Colonoscopy to Ileocolonic Anastomosis Sample Report

DATE OF PROCEDURE:  MM/DD/YYYY

PREOPERATIVE DIAGNOSIS:  History of intermittent bright red blood per rectum, status post ileocecal resection for Crohn’s disease.

POSTOPERATIVE DIAGNOSIS:  History of intermittent bright red blood per rectum, status post ileocecal resection for Crohn’s disease.

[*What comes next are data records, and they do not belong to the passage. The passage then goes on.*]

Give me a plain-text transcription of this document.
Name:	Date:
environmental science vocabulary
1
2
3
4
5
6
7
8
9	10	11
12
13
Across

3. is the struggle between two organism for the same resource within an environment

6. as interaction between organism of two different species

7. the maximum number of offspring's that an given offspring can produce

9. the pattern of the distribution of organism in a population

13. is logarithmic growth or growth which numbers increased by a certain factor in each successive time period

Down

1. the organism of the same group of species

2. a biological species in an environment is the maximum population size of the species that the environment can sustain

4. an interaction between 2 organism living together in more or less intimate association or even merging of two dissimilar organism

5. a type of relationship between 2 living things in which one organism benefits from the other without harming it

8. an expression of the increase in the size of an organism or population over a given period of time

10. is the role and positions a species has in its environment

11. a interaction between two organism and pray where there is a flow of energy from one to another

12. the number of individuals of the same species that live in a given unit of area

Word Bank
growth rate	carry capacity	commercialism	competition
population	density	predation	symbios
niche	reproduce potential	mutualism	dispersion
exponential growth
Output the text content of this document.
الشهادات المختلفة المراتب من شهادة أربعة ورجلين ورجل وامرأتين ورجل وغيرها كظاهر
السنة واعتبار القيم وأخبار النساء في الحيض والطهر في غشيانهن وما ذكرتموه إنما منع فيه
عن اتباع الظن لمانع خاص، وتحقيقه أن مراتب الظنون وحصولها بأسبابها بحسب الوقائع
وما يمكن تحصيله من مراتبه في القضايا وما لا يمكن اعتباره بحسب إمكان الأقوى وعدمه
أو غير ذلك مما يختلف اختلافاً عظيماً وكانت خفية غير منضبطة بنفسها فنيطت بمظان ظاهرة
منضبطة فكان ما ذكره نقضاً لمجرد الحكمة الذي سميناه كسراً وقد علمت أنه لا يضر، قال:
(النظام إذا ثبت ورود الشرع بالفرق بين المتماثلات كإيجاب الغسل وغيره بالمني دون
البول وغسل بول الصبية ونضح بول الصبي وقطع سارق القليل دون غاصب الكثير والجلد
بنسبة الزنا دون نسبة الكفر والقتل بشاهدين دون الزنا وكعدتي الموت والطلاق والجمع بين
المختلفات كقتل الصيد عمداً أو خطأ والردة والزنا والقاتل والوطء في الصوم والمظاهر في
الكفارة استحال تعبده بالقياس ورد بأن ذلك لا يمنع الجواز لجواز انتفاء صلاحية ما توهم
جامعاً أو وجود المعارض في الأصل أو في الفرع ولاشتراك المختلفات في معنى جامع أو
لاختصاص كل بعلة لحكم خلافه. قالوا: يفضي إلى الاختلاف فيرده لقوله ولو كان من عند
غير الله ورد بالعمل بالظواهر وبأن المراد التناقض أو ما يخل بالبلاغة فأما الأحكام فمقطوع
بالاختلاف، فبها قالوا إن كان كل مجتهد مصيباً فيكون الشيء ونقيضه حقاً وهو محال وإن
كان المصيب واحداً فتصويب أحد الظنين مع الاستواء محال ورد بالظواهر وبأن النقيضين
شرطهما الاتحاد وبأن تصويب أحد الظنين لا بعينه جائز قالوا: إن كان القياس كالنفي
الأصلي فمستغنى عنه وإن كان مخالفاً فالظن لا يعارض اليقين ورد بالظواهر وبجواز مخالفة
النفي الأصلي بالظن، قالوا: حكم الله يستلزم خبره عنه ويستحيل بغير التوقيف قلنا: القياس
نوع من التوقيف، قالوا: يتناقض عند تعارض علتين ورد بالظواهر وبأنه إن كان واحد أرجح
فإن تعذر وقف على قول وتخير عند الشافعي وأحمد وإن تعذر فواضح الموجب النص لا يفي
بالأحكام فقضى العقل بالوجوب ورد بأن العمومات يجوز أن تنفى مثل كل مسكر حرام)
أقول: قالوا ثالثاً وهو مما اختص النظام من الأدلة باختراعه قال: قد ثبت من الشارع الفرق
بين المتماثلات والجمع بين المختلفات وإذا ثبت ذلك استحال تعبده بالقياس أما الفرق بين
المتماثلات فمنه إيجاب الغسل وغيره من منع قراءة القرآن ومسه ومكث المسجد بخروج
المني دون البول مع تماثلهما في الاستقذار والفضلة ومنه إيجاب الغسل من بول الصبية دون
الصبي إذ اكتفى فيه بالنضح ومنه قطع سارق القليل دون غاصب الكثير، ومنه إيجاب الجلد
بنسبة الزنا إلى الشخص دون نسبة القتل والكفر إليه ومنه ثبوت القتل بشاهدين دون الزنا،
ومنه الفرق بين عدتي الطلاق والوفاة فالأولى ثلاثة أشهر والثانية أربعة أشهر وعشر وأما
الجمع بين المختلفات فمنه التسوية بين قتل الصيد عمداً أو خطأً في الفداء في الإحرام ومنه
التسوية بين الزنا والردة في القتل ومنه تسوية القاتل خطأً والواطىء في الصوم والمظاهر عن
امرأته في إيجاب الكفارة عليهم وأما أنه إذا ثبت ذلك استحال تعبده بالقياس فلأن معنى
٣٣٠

PROCEDURE PERFORMED:  Flexible colonoscopy to ileocolonic anastomosis.

SURGEON:  John Doe, MD

ANESTHESIA:  Intravenous Versed and fentanyl.

COMPLICATIONS:  None.

INDICATIONS FOR PROCEDURE:  This patient is status post prior ileocecal resection for Crohn’s disease and now presents with intermittent bright red blood per rectum noted primarily on the toilet paper, as well as within the toilet bowl. The patient’s weight has been stable, and the patient denies any abdominal discomfort or distention. The patient will now undergo planned flexible colonoscopy to the level of the ileocolonic anastomosis in order to evaluate distal small bowel and colon.

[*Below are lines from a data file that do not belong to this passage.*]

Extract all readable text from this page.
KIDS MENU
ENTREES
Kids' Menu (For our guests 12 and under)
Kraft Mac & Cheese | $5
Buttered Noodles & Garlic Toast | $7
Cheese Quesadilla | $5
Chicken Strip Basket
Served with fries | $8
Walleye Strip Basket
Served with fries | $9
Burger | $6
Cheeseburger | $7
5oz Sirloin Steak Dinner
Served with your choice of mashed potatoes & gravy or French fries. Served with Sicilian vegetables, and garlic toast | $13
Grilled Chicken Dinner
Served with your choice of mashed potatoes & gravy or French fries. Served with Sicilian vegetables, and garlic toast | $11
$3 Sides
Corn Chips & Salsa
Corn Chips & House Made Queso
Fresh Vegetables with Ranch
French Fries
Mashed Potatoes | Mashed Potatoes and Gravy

DESCRIPTION OF PROCEDURE:  The patient was transported to the endoscopy suite and placed in the left lateral decubitus position. Following administration of intravenous Versed and fentanyl to achieve a satisfactory level of anesthesia, the flexible Olympus colonoscope was introduced transanally and threaded proximally through the sigmoid, descending, transverse, and remaining ascending colon to the level of the ileocolonic anastomosis. The anastomosis was widely patent and inspection of the ileal mucosa revealed mild cobblestoning without evidence of ulceration or bleeding.

The scope was then withdrawn through the ascending, transverse, and descending colon with mucosa again being carefully inspected. There was no evidence of Crohn’s colitis, polyps, or diverticulosis. The sigmoid and descending colon was tortuous secondary to adhesions from the patient’s prior surgical procedures, and the mucosa of the sigmoid colon and rectosigmoid colon was unremarkable. No diverticula were present and there no evidence of inflammatory bowel disease. The mucosa of the rectum was normal, and retroflexion of the scope revealed 2+ internal hemorrhoids without bleeding.

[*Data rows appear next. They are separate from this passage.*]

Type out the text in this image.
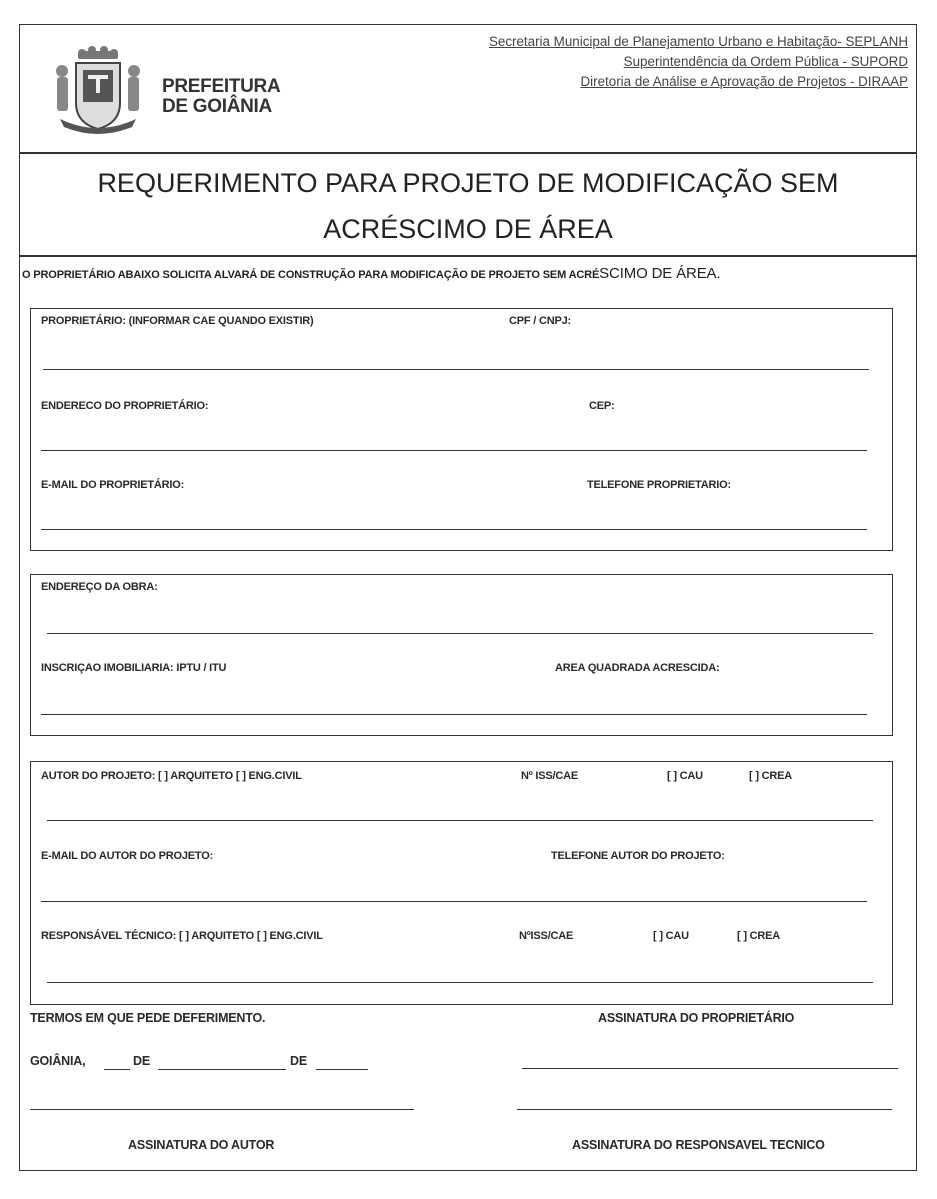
PREFEITURA
DE GOIÂNIA
Secretaria Municipal de Planejamento Urbano e Habitação- SEPLANH
Superintendência da Ordem Pública - SUPORD
Diretoria de Análise e Aprovação de Projetos - DIRAAP
REQUERIMENTO PARA PROJETO DE MODIFICAÇÃO SEM
ACRÉSCIMO DE ÁREA
O PROPRIETÁRIO ABAIXO SOLICITA ALVARÁ DE CONSTRUÇÃO PARA MODIFICAÇÃO DE PROJETO SEM ACRÉSCIMO DE ÁREA.
PROPRIETÁRIO: (INFORMAR CAE QUANDO EXISTIR)	CPF / CNPJ:
ENDERECO DO PROPRIETÁRIO:	CEP:
E-MAIL DO PROPRIETÁRIO:	TELEFONE PROPRIETARIO:
ENDEREÇO DA OBRA:
INSCRIÇAO IMOBILIARIA: IPTU / ITU	AREA QUADRADA ACRESCIDA:
AUTOR DO PROJETO: [ ] ARQUITETO [ ] ENG.CIVIL	Nº ISS/CAE	[ ] CAU	[ ] CREA
E-MAIL DO AUTOR DO PROJETO:	TELEFONE AUTOR DO PROJETO:
RESPONSÁVEL TÉCNICO: [ ] ARQUITETO [ ] ENG.CIVIL	NºISS/CAE	[ ] CAU	[ ] CREA
TERMOS EM QUE PEDE DEFERIMENTO.	ASSINATURA DO PROPRIETÁRIO
GOIÂNIA,	DE	DE
ASSINATURA DO AUTOR	ASSINATURA DO RESPONSAVEL TECNICO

The scope was then withdrawn, and the patient appeared to tolerate the procedure well.

IMPRESSION AND RECOMMENDATIONS:  The patient has evidence of mild Crohn’s disease within the ileum and no evidence of inflammatory bowel disease involving the colon. The patient has been instructed on topical care for internal hemorrhoids. It is recommended that the patient have followup colonoscopy in five years’ time.